Penjelasan yang serupa mengenai sebab turun ayat dikemukakan pula oleh Al-Thabarsyi,[11] Al-Thabathaba’i,[12] keduanya mufasir dari Iran, dan Wahbah Al-Zuhaili,[13] mufasir asal Syiria. Allah melarang para wali itu mengawini anak yatim dengan cara yang tidak adil, dan sebagai gantinya mereka dipersilakan mengawini perempuan lain satu sampai empat. Pendapat intu dibenarkan juga oleh Al-Thabathaba’i.
3.      Penjelasan Hadits Berkaitan dengan QS. An-Nisaa’ [4] ayat 3 :
Dibawah ini diturunkan beberapa hadits Rasulullah yang menunjukan bahwa seorang muslim boleh beristrikan lebih dari satu orang sampai empat tidak lebih.
Diriwayatkan oleh Imam Ahmad dari Ibnu Syihab bahwa Ghailan bin Salamah Atstsaqafi beristrikan sepuluh orang tatkala ia masuk Islam. Oleh Rasulullah ia disuruh memilih empat dari sepuluh istri itu.
Menurut Albaihaqi bahwa dengan hadits Ghailan itu Rasulullah jelas-jelas melarang orang mempuyai istri lebih dari empat. Kalau tidak, pasti Rasulullah tidak akan menyuruh Ghailan menceraikan keenam istrinya yang sudah dinikahinya sebelum ia masuk Islam dan yang juga bersama-sama masuk Islam.
Diriwayatkan oleh Abu Dawud dan Ibnu Majah dari Alharits bin Qais bahwa Umairah Al-Asadi bercerita “Tatkala aku masuk Islam aku mempunyai delapan orang istri ketika aku beritahukan hal itu kepada Rasulullah SAW, bersabdalah Beliau kepadaku memerintahkan “Pilihan empat orang diantara mereka”[14]

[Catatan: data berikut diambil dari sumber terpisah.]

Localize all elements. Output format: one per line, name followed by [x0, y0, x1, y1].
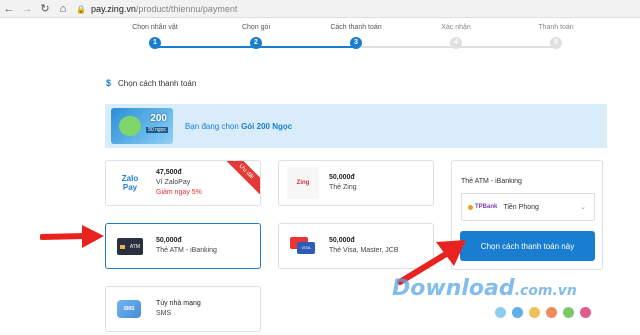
payment-info: 47,500đ Ví ZaloPay Giảm ngay 5%	[156, 168, 202, 198]
choose-payment-button[interactable]: Chọn cách thanh toán này	[460, 231, 595, 261]
lock-icon: 🔒	[76, 4, 86, 14]
zing-card-icon: Zing	[287, 167, 319, 199]
url-path: /product/thiennu/payment	[135, 4, 238, 14]
browser-toolbar: ← → ↻ ⌂ 🔒 pay.zing.vn/product/thiennu/pa…	[0, 0, 640, 18]
payment-option-atm[interactable]: ATM 50,000đ Thẻ ATM - iBanking	[105, 223, 261, 269]
payment-name: SMS	[156, 310, 172, 317]
home-icon[interactable]: ⌂	[54, 0, 72, 18]
step-confirm: Xác nhận 4	[416, 22, 496, 49]
bank-select[interactable]: TPBank Tiền Phong ⌄	[461, 193, 595, 221]
gem-icon	[119, 116, 141, 136]
step-number: 4	[450, 37, 462, 49]
watermark-dot	[512, 307, 523, 318]
arrow-right-annotation-icon	[40, 225, 104, 248]
selected-package-banner: 200 50 ngọc Bạn đang chọn Gói 200 Ngọc	[105, 104, 607, 148]
payment-amount: 50,000đ	[329, 237, 355, 244]
step-number: 5	[550, 37, 562, 49]
promo-ribbon: Ưu đãi	[220, 161, 260, 198]
step-label: Cách thanh toán	[330, 24, 382, 31]
section-heading: $ Chọn cách thanh toán	[106, 78, 196, 88]
payment-detail-panel: Thẻ ATM - iBanking TPBank Tiền Phong ⌄ C…	[451, 160, 603, 270]
watermark-dot	[529, 307, 540, 318]
visa-card: VISA	[297, 242, 315, 254]
payment-info: 50,000đ Thẻ ATM - iBanking	[156, 236, 217, 256]
section-title: Chọn cách thanh toán	[118, 78, 197, 88]
payment-amount: 50,000đ	[329, 174, 355, 181]
sms-icon: SMS	[117, 300, 141, 318]
arrow-right-icon[interactable]: →	[18, 0, 36, 18]
card-tag: 50 ngọc	[146, 127, 168, 133]
step-choose-package[interactable]: Chọn gói 2	[216, 22, 296, 49]
step-choose-character[interactable]: Chọn nhân vật 1	[115, 22, 195, 49]
watermark-suffix: .com.vn	[514, 283, 577, 299]
watermark-dot	[495, 307, 506, 318]
arrow-left-icon[interactable]: ←	[0, 0, 18, 18]
step-label: Chọn gói	[241, 24, 271, 31]
payment-option-zing[interactable]: Zing 50,000đ Thẻ Zing	[278, 160, 434, 206]
atm-logo-text: ATM	[129, 243, 140, 250]
reload-icon[interactable]: ↻	[36, 0, 54, 18]
panel-title: Thẻ ATM - iBanking	[461, 178, 522, 185]
payment-option-sms[interactable]: SMS Tùy nhà mạng SMS	[105, 286, 261, 332]
bank-name: Tiền Phong	[503, 203, 539, 211]
credit-cards-icon: VISA	[290, 237, 316, 255]
payment-amount: 50,000đ	[156, 237, 182, 244]
payment-amount: Tùy nhà mạng	[156, 300, 201, 307]
package-card-image: 200 50 ngọc	[111, 108, 173, 144]
payment-option-zalopay[interactable]: Zalo Pay 47,500đ Ví ZaloPay Giảm ngay 5%…	[105, 160, 261, 206]
step-number: 3	[350, 37, 362, 49]
watermark-dot	[563, 307, 574, 318]
payment-name: Thẻ ATM - iBanking	[156, 247, 217, 254]
payment-promo: Giảm ngay 5%	[156, 189, 202, 196]
card-chip	[120, 244, 125, 249]
banner-prefix: Bạn đang chọn	[185, 121, 239, 131]
payment-info: 50,000đ Thẻ Zing	[329, 173, 357, 193]
payment-info: 50,000đ Thẻ Visa, Master, JCB	[329, 236, 399, 256]
step-label: Chọn nhân vật	[132, 24, 178, 31]
tpbank-logo-icon: TPBank	[468, 204, 497, 210]
zalo-logo-bottom: Pay	[122, 183, 138, 192]
chevron-down-icon: ⌄	[580, 204, 586, 211]
url-host: pay.zing.vn	[90, 4, 136, 14]
step-label: Xác nhận	[441, 24, 471, 31]
payment-name: Thẻ Zing	[329, 184, 357, 191]
atm-card-icon: ATM	[117, 237, 143, 255]
watermark-dots	[495, 307, 597, 318]
banner-text: Bạn đang chọn Gói 200 Ngọc	[185, 122, 292, 131]
zalopay-logo-icon: Zalo Pay	[114, 167, 146, 199]
step-number: 1	[149, 37, 161, 49]
tpbank-dot	[468, 204, 473, 210]
watermark-dot	[546, 307, 557, 318]
step-pay: Thanh toán 5	[516, 22, 596, 49]
step-number: 2	[250, 37, 262, 49]
banner-package: Gói 200 Ngọc	[241, 121, 293, 131]
address-bar[interactable]: 🔒 pay.zing.vn/product/thiennu/payment	[76, 2, 237, 16]
step-payment-method[interactable]: Cách thanh toán 3	[316, 22, 396, 49]
download-watermark: Download.com.vn	[392, 276, 577, 301]
bank-logo-text: TPBank	[475, 204, 498, 210]
checkout-stepper: Chọn nhân vật 1 Chọn gói 2 Cách thanh to…	[0, 18, 640, 58]
watermark-text: Download	[392, 276, 515, 301]
payment-info: Tùy nhà mạng SMS	[156, 299, 201, 319]
watermark-dot	[580, 307, 591, 318]
zalo-logo-top: Zalo	[121, 174, 139, 183]
payment-name: Ví ZaloPay	[156, 179, 191, 186]
payment-amount: 47,500đ	[156, 169, 182, 176]
dollar-icon: $	[106, 78, 112, 88]
payment-name: Thẻ Visa, Master, JCB	[329, 247, 399, 254]
card-value: 200	[150, 113, 167, 124]
step-label: Thanh toán	[538, 24, 574, 31]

Penyebutan dua, tiga, atau empat pada hakikatnya adalah dalam rangka tuntutan berlaku adil kepada anak yatim. Redaksi ayat ini mirip dengan ucapan seorang yang melarang orang lain makan makanan tertentu dan untuk menguatkan larangan itu dikatakannya : “jika anda khawatir akan sakit bila makan makanan ini, maka habiskan saja makanan selainnya  yang ada dihadapan anda.” Tentu saja perintah menghabiskan makanan lain itu hanya sekedar menekankan perlunya mengindahkan larangan untuk tidak makan makanan tertentu itu.
Perlu digarisbawahi bahwa ayat ini tidak membuat peraturan tentang poligami karena poligami telah dikenal dan dilaksanakan oleh penganut berbagai syariat agama serta adat istiadat masyarakat sebelum turunnya ayat ini. Sebagaimana ayat ini tidak mewajibkan poligami atau menganjurkannya, ia hanya berbicara tentang bolehnya poligami dan itu pun merupakan pintu kecil yang hanya dapat dilalui oleh yang sangat amat membutuhkan dan dengan syarat yang tidak ringan.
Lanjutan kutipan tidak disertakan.